Iron ore futures fell to their lowest in more than three months on Tuesday, as a lack of stimulus from top consumer China’s third plenum fanned prospects of bleak demand.
The most-traded September iron ore contract on China’s Dalian Commodity Exchange (DCE) DCIOcv1 ended daytime trade 3.43% lower at 774.5 yuan ($106.47) a metric ton, its lowest since April 8.
The benchmark August iron ore SZZFQ4 on the Singapore Exchange fell 3.36% to $100.0 a ton as of 0720 GMT, also its lowest level since April 8.
Iron ore’s persistent losses come amid a “dour outlook” for demand in China, ANZ analysts said in a note.
China’s shaky economic recovery continues to be plagued by weak domestic demand, persistent deflationary pressures and an anaemic property sector.
Without further stimulus measures, there is little hope for a near-term recovery for the property and construction sector, ING analysts said in a note.

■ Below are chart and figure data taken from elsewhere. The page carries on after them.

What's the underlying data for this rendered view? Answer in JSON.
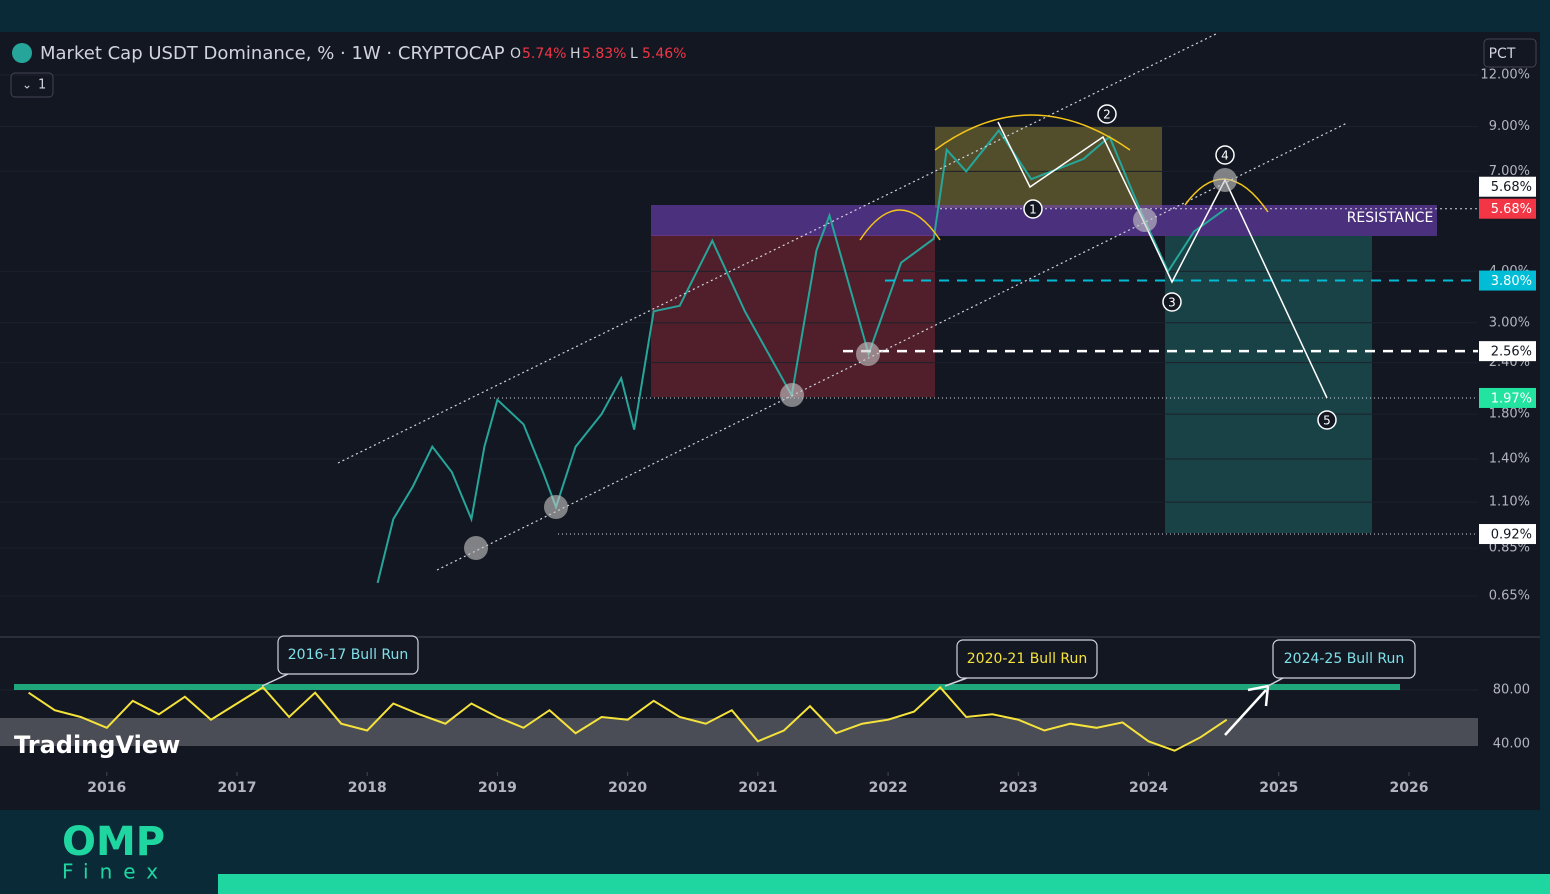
{
  "chart_data": [
    {
      "type": "line",
      "title": "Market Cap USDT Dominance, % · 1W · CRYPTOCAP",
      "ohlc": [
        [
          "O",
          "5.74%"
        ],
        [
          "H",
          "5.83%"
        ],
        [
          "L",
          "5.46%"
        ]
      ],
      "scale_button": "PCT",
      "pane_badge": "1",
      "yscale": "log",
      "color": "#26a69a",
      "x": [
        2018.08,
        2018.2,
        2018.35,
        2018.5,
        2018.65,
        2018.8,
        2018.9,
        2019.0,
        2019.2,
        2019.35,
        2019.45,
        2019.6,
        2019.8,
        2019.95,
        2020.05,
        2020.2,
        2020.4,
        2020.65,
        2020.9,
        2021.26,
        2021.45,
        2021.55,
        2021.85,
        2022.1,
        2022.35,
        2022.45,
        2022.6,
        2022.85,
        2023.1,
        2023.5,
        2023.7,
        2023.95,
        2024.15,
        2024.35,
        2024.6
      ],
      "values": [
        0.7,
        1.0,
        1.2,
        1.5,
        1.3,
        1.0,
        1.5,
        1.95,
        1.7,
        1.3,
        1.07,
        1.5,
        1.8,
        2.2,
        1.65,
        3.2,
        3.3,
        4.75,
        3.2,
        2.0,
        4.5,
        5.47,
        2.52,
        4.2,
        4.8,
        7.9,
        7.0,
        8.8,
        6.7,
        7.5,
        8.5,
        5.5,
        4.0,
        5.0,
        5.7
      ],
      "xlim": [
        2015.18,
        2026.53
      ],
      "xticks": [
        2016,
        2017,
        2018,
        2019,
        2020,
        2021,
        2022,
        2023,
        2024,
        2025,
        2026
      ],
      "ylim": [
        0.52,
        14.6
      ],
      "yticks": [
        {
          "value": 12,
          "label": "12.00%"
        },
        {
          "value": 9,
          "label": "9.00%"
        },
        {
          "value": 7,
          "label": "7.00%"
        },
        {
          "value": 4,
          "label": "4.00%"
        },
        {
          "value": 3,
          "label": "3.00%"
        },
        {
          "value": 2.4,
          "label": "2.40%"
        },
        {
          "value": 1.8,
          "label": "1.80%"
        },
        {
          "value": 1.4,
          "label": "1.40%"
        },
        {
          "value": 1.1,
          "label": "1.10%"
        },
        {
          "value": 0.85,
          "label": "0.85%"
        },
        {
          "value": 0.65,
          "label": "0.65%"
        }
      ],
      "last_price": {
        "value": 5.68,
        "label": "5.68%"
      },
      "levels": [
        {
          "value": 5.68,
          "label": "5.68%",
          "color": "#f23645"
        },
        {
          "value": 3.8,
          "label": "3.80%",
          "color": "#00bcd4"
        },
        {
          "value": 2.56,
          "label": "2.56%",
          "color": "#ffffff"
        },
        {
          "value": 1.97,
          "label": "1.97%",
          "color": "#22e3a0"
        },
        {
          "value": 0.92,
          "label": "0.92%",
          "color": "#ffffff"
        }
      ],
      "annotations": {
        "resistance": "RESISTANCE",
        "waves": [
          "1",
          "2",
          "3",
          "4",
          "5"
        ]
      }
    },
    {
      "type": "line",
      "color": "#f5e33b",
      "x": [
        2015.4,
        2015.6,
        2015.8,
        2016.0,
        2016.2,
        2016.4,
        2016.6,
        2016.8,
        2017.0,
        2017.2,
        2017.4,
        2017.6,
        2017.8,
        2018.0,
        2018.2,
        2018.4,
        2018.6,
        2018.8,
        2019.0,
        2019.2,
        2019.4,
        2019.6,
        2019.8,
        2020.0,
        2020.2,
        2020.4,
        2020.6,
        2020.8,
        2021.0,
        2021.2,
        2021.4,
        2021.6,
        2021.8,
        2022.0,
        2022.2,
        2022.4,
        2022.6,
        2022.8,
        2023.0,
        2023.2,
        2023.4,
        2023.6,
        2023.8,
        2024.0,
        2024.2,
        2024.4,
        2024.6
      ],
      "values": [
        78,
        65,
        60,
        52,
        72,
        62,
        75,
        58,
        70,
        82,
        60,
        78,
        55,
        50,
        70,
        62,
        55,
        70,
        60,
        52,
        65,
        48,
        60,
        58,
        72,
        60,
        55,
        65,
        42,
        50,
        68,
        48,
        55,
        58,
        64,
        82,
        60,
        62,
        58,
        50,
        55,
        52,
        56,
        42,
        35,
        45,
        58
      ],
      "xlim": [
        2015.18,
        2026.53
      ],
      "ylim": [
        20,
        117
      ],
      "yticks": [
        {
          "value": 80,
          "label": "80.00"
        },
        {
          "value": 40,
          "label": "40.00"
        }
      ],
      "callouts": [
        "2016-17 Bull Run",
        "2020-21 Bull Run",
        "2024-25 Bull Run"
      ],
      "watermark": "TradingView"
    }
  ],
  "branding": {
    "logo": "OMP",
    "logo_sub": "Finex"
  }
}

As long as unsold housing inventories remain elevated, new investment and building activity will remain depressed, and the drag on China’s property market growth will persist, they added.

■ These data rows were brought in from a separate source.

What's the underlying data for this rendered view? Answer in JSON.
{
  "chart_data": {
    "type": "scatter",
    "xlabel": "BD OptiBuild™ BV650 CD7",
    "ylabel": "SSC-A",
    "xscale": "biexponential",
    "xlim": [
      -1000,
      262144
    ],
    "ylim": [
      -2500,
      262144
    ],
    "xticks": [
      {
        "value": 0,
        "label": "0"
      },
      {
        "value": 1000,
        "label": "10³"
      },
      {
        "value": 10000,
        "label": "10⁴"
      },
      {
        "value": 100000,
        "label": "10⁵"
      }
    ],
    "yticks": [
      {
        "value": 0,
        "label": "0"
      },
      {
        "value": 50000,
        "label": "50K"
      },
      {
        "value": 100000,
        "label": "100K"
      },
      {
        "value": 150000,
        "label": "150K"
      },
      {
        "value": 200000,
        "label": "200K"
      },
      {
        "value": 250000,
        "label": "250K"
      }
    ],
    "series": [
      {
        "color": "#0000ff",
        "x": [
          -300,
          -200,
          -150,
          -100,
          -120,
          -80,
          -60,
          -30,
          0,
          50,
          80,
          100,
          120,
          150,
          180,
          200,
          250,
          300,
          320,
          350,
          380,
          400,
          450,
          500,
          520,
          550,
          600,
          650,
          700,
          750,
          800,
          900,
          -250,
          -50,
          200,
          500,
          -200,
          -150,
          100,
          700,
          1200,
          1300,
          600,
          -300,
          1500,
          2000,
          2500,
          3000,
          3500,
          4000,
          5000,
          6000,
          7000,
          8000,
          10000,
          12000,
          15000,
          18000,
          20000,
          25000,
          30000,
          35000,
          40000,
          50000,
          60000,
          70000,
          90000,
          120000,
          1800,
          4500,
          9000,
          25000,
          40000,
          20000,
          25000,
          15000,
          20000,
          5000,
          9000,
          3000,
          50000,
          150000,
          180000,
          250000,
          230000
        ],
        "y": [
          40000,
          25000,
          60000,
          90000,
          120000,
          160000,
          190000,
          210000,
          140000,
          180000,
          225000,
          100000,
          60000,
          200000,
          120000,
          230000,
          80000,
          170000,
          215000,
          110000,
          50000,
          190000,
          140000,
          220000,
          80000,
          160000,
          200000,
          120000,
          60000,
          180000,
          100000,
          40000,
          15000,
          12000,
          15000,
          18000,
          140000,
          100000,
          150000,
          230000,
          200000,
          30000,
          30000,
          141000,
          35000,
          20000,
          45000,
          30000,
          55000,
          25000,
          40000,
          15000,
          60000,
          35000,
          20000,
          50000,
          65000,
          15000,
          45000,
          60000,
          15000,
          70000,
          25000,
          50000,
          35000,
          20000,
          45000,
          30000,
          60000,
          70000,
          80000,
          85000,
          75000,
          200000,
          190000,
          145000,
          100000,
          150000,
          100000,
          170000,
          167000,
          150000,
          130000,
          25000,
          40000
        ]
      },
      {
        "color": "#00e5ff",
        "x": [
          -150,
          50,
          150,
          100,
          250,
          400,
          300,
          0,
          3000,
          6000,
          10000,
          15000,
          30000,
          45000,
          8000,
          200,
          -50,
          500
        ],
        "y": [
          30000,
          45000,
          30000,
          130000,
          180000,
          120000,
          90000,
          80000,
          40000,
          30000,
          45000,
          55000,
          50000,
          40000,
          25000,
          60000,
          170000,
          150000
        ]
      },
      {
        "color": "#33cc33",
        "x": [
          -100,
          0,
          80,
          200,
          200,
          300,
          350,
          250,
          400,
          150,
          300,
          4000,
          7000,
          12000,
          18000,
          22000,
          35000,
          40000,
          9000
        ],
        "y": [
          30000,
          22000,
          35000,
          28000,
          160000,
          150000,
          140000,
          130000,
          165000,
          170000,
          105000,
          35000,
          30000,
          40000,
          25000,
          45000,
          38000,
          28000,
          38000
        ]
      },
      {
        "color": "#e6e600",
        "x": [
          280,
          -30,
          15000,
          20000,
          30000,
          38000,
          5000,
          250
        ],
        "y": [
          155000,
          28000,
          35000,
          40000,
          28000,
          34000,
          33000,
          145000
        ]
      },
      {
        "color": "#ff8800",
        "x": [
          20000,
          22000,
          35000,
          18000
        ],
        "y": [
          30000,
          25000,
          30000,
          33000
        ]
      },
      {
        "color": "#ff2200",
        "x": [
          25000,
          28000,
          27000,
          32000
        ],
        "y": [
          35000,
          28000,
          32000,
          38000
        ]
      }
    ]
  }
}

China surprised markets by cutting major short- and long-term interest rates on Monday, signalling intent to boost growth in the world’s second-largest economy just days after a Communist Party leadership meeting.
While a step in the right direction, the rate cuts seemed to have underwhelmed markets with commodity prices continuing to show softness, Westpac analysts said.

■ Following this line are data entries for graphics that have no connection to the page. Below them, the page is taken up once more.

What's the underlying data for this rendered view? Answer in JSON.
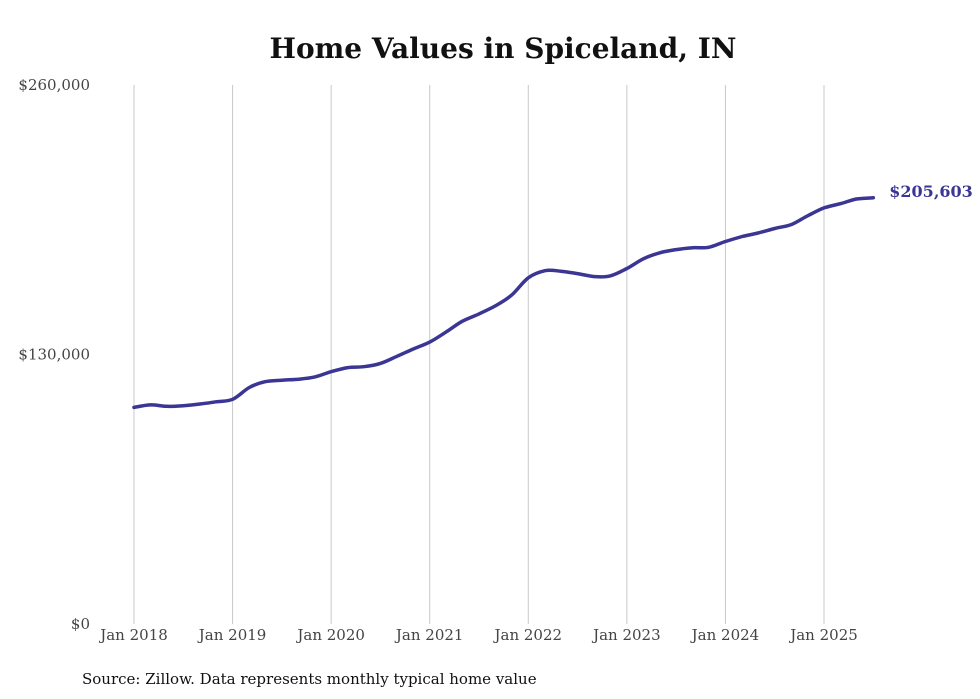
{
  "chart_data": {
    "type": "line",
    "title": "Home Values in Spiceland, IN",
    "source": "Source: Zillow. Data represents monthly typical home value",
    "ylim": [
      0,
      260000
    ],
    "y_ticks": [
      "$0",
      "$130,000",
      "$260,000"
    ],
    "y_tick_values": [
      0,
      130000,
      260000
    ],
    "x_ticks": [
      "Jan 2018",
      "Jan 2019",
      "Jan 2020",
      "Jan 2021",
      "Jan 2022",
      "Jan 2023",
      "Jan 2024",
      "Jan 2025"
    ],
    "x_tick_values": [
      2018,
      2019,
      2020,
      2021,
      2022,
      2023,
      2024,
      2025
    ],
    "grid": "vertical",
    "line_color": "#3b3594",
    "end_label": "$205,603",
    "series": [
      {
        "x": [
          2018.0,
          2018.17,
          2018.33,
          2018.5,
          2018.67,
          2018.83,
          2019.0,
          2019.17,
          2019.33,
          2019.5,
          2019.67,
          2019.83,
          2020.0,
          2020.17,
          2020.33,
          2020.5,
          2020.67,
          2020.83,
          2021.0,
          2021.17,
          2021.33,
          2021.5,
          2021.67,
          2021.83,
          2022.0,
          2022.17,
          2022.33,
          2022.5,
          2022.67,
          2022.83,
          2023.0,
          2023.17,
          2023.33,
          2023.5,
          2023.67,
          2023.83,
          2024.0,
          2024.17,
          2024.33,
          2024.5,
          2024.67,
          2024.83,
          2025.0,
          2025.17,
          2025.33,
          2025.5
        ],
        "y": [
          104500,
          105700,
          105000,
          105300,
          106100,
          107200,
          108400,
          114100,
          116900,
          117600,
          118100,
          119100,
          121700,
          123700,
          124100,
          125700,
          129200,
          132600,
          136000,
          141000,
          146000,
          149600,
          153600,
          158600,
          167000,
          170400,
          170200,
          169000,
          167600,
          167900,
          171500,
          176200,
          179000,
          180600,
          181500,
          181700,
          184500,
          186900,
          188600,
          190800,
          192700,
          196800,
          200700,
          202800,
          205000,
          205603
        ]
      }
    ]
  }
}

The softer outlook for China and the global economy more broadly was weighing on prices, added Westpac.
Other steelmaking ingredients on the DCE also lost ground, with coking coal DJMcv1 and coke DCJcv1 down 2.44% and 2.54%, respectively.
Steel benchmarks on the Shanghai Futures Exchange were mostly down. Rebar SRBcv1 lost nearly 1.9%, hot-rolled coil SHHCcv1 fell 1.75%, wire rod SWRcv1 shed 1.45%, while stainless steel SHSScv1 gained almost 1.5%.